Best Gastritis Diet – Foods To Eat And Avoid

Best Gastritis Diet – Foods To Eat And Avoid

Best Gastritis Diet Image

Gastritis is a medical condition characterized by inflammation of the lining of the stomach. It can cause symptoms such as abdominal pain, bloating, nausea, and vomiting. Managing gastritis through diet is essential to reduce discomfort and promote healing.

1. Foods to Eat:

When it comes to gastritis, it is crucial to focus on foods that are gentle on the stomach and do not exacerbate inflammation. Here are some recommended foods:

  • Lean proteins: Opt for skinless poultry, fish, tofu, and legumes as they are low in fat and easier to digest.
  • Fruits and vegetables: Include non-citrus fruits like bananas, apples, and pears, and steamed or cooked vegetables like carrots, spinach, and zucchini.
  • Whole grains: Choose whole grain alternatives such as brown rice, quinoa, and oats, which are high in fiber and less likely to cause irritation.
  • Healthy fats: Incorporate sources of healthy fats like olive oil, avocados, and nuts in your diet, as they have anti-inflammatory properties.
  • Probiotics: Consume probiotic-rich foods like yogurt and kefir to promote the growth of beneficial bacteria in your gut.

2. Foods to Avoid:

Avoiding certain foods can help reduce symptoms and prevent further irritation to the stomach. Here are some foods to avoid if you have gastritis:

  • Spicy and acidic foods: Steer clear of spicy foods like chili peppers and acidic foods like citrus fruits and tomato-based products.
  • Caffeine and alcohol: Limit your intake of coffee, tea, alcoholic beverages, and carbonated drinks, as they can irritate the stomach lining.
  • Processed and fried foods: Avoid processed meats, fried foods, and high-fat items as they can trigger inflammation and worsen symptoms.
  • Artificial additives: Stay away from foods containing artificial sweeteners, preservatives, and additives as they can aggravate gastritis.

Recipe: Chicken Diet Recipe

Chicken Diet Recipe Image

Ingredients:

  • 4 boneless, skinless chicken breasts
  • 1 tablespoon olive oil
  • 1 teaspoon garlic powder
  • 1 teaspoon paprika
  • 1/2 teaspoon salt
  • 1/2 teaspoon black pepper

Instructions:

  1. Preheat the oven to 400°F (200°C).
  2. Place the chicken breasts on a baking sheet.
  3. In a small bowl, combine olive oil, garlic powder, paprika, salt, and black pepper.
  4. Brush the chicken breasts with the olive oil mixture on both sides.
  5. Bake for 20-25 minutes or until the chicken is cooked through.
  6. Serve hot and enjoy!

How to Prepare:

This chicken diet recipe is simple and easy to prepare.
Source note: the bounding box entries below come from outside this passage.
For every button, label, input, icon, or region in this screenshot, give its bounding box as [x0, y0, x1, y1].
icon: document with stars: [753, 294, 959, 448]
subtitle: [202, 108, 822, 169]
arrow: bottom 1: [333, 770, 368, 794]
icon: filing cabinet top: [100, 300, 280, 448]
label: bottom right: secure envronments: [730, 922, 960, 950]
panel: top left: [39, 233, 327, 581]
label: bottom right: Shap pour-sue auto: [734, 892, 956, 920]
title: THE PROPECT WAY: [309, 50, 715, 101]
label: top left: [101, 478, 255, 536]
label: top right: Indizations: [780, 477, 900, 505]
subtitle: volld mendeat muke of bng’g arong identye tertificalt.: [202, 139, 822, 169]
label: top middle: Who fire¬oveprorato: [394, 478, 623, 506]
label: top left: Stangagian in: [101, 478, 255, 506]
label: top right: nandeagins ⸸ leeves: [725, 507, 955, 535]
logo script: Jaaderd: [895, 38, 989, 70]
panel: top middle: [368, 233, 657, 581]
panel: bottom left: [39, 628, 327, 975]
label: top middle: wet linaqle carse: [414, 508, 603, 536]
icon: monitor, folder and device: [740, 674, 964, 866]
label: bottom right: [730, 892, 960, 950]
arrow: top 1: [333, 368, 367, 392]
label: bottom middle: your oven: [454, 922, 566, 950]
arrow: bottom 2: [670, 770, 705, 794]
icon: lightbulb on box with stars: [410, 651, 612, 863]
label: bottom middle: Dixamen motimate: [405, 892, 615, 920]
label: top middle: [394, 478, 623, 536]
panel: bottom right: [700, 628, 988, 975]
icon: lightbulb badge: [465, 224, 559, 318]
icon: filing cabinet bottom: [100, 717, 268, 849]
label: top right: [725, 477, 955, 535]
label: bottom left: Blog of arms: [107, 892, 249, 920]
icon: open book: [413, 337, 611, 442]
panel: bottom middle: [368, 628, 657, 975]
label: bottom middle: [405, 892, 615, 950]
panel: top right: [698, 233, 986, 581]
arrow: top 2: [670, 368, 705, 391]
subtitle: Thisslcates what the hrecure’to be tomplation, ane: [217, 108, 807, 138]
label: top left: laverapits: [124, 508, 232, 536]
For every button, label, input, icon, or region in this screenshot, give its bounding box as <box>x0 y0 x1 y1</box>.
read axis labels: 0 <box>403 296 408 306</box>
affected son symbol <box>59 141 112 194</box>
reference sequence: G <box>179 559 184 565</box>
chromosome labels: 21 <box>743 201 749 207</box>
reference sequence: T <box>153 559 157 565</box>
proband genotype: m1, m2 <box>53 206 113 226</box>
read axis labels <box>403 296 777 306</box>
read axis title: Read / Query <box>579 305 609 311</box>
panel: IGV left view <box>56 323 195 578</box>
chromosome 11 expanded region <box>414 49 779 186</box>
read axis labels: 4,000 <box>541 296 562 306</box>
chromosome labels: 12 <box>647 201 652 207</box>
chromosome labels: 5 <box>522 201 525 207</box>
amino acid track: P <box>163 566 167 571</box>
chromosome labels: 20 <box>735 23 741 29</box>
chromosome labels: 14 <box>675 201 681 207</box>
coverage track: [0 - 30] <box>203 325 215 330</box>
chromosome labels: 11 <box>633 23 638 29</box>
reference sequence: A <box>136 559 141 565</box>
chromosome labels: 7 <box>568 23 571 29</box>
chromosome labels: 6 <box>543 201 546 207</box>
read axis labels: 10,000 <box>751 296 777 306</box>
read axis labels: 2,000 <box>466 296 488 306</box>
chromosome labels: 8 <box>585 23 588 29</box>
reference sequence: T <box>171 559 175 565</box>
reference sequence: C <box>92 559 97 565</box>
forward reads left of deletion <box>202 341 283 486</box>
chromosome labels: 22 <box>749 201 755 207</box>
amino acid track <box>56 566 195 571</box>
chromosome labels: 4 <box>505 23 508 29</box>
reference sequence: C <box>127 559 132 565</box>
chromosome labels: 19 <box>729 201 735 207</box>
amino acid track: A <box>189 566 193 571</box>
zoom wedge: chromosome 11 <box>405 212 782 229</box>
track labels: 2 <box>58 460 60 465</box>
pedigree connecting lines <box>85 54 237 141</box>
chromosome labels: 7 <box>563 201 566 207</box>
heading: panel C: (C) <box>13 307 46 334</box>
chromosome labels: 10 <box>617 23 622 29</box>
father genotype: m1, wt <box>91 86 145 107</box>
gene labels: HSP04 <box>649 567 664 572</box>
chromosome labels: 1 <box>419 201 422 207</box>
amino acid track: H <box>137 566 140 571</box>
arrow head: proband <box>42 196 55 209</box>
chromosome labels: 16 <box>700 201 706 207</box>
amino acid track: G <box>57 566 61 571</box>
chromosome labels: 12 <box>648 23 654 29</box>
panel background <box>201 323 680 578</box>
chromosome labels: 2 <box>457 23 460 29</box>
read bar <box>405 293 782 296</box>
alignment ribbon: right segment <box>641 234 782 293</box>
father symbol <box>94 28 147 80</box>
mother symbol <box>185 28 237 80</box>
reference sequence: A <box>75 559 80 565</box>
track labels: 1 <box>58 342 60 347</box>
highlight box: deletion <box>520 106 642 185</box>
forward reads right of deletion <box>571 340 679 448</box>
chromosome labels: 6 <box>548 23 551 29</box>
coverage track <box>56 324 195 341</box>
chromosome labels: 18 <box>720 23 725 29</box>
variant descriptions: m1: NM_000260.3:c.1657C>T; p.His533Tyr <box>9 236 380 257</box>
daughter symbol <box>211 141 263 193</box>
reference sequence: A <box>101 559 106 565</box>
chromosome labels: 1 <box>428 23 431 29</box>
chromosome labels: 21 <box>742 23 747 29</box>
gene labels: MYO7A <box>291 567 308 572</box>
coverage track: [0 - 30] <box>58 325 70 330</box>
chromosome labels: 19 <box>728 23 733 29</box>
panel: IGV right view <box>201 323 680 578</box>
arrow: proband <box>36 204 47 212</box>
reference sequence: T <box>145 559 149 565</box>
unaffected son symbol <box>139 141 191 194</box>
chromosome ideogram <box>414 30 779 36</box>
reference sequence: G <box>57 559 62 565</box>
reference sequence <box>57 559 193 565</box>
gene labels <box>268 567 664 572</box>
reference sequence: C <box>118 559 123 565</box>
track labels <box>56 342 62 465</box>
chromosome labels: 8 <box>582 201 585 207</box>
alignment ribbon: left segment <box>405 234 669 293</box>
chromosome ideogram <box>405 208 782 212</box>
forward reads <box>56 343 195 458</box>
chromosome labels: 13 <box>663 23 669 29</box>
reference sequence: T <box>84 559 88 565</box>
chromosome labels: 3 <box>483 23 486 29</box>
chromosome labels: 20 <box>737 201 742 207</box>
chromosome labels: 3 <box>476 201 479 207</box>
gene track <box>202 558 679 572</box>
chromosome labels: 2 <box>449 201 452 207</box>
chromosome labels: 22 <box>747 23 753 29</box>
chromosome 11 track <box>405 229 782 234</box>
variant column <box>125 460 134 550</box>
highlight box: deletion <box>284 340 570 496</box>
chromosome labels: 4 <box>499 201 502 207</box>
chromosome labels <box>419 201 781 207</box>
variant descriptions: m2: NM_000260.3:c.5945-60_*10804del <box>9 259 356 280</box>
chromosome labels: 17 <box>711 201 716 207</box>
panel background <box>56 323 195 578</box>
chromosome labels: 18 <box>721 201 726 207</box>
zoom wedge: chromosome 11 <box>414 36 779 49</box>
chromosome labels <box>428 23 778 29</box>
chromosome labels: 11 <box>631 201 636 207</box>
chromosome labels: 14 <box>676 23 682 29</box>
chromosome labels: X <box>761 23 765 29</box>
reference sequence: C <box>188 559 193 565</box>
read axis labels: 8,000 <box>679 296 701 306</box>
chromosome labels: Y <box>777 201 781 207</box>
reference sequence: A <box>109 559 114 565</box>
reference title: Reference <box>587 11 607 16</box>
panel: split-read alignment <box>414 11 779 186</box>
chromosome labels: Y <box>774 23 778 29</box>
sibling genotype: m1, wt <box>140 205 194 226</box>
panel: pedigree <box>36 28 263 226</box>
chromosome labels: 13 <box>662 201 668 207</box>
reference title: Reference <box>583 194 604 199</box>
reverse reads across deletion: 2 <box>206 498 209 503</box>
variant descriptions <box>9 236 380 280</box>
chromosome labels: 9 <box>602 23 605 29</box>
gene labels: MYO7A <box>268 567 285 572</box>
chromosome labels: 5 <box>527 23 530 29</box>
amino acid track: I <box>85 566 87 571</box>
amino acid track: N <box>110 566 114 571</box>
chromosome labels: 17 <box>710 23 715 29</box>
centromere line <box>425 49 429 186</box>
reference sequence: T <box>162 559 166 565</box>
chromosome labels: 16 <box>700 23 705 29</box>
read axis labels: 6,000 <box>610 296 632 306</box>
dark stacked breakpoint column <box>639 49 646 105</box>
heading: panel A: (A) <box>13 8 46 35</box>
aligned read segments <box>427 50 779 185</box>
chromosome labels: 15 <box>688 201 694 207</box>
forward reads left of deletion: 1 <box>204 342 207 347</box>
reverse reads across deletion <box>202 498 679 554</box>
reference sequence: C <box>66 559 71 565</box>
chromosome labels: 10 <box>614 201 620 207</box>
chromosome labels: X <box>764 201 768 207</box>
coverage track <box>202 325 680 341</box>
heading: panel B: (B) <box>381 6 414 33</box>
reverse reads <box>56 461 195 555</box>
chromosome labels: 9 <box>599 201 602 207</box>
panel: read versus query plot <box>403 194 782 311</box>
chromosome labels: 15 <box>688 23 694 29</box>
Follow these steps:

  1. Gather all the ingredients.
  2. Preheat the oven to the specified temperature.
  3. Prepare the chicken breasts by removing any excess fat or skin.
  4. Combine the olive oil, garlic powder, paprika, salt, and black pepper in a small bowl.
  5. Brush the chicken breasts with the olive oil mixture on both sides.
  6. Place the chicken breasts on a baking sheet.
  7. Bake in the preheated oven for the recommended time.

Preparation Time: 5 minutes

Servings: 4

Nutrition Facts:

Calories: 200

Total Fat: 6g

Protein: 30g

Carbohydrates: 2g

Tips:

  • If you prefer a spicier flavor, you can add a pinch of cayenne pepper to the olive oil mixture.
  • Serve the chicken with a side of steamed vegetables or a mixed green salad for a balanced meal.
  • Make sure to properly store any leftovers in an airtight container in the refrigerator.

FAQs:

Q: Can I use bone-in chicken for this recipe?

A: Yes, you can use bone-in chicken, but the cooking time may be slightly longer.

Q: Can I substitute the olive oil with another type of oil?

A: Yes, you can use other types of oil, such as canola oil or avocado oil, based on your preference.

Q: Can I marinate the chicken breasts in the olive oil mixture beforehand?

A: Yes, marinating the chicken for a few hours or overnight can enhance the flavor.

Enjoy this delicious chicken diet recipe while also following a gastritis-friendly diet. Remember to consult your healthcare provider or a registered dietitian for personalized dietary advice.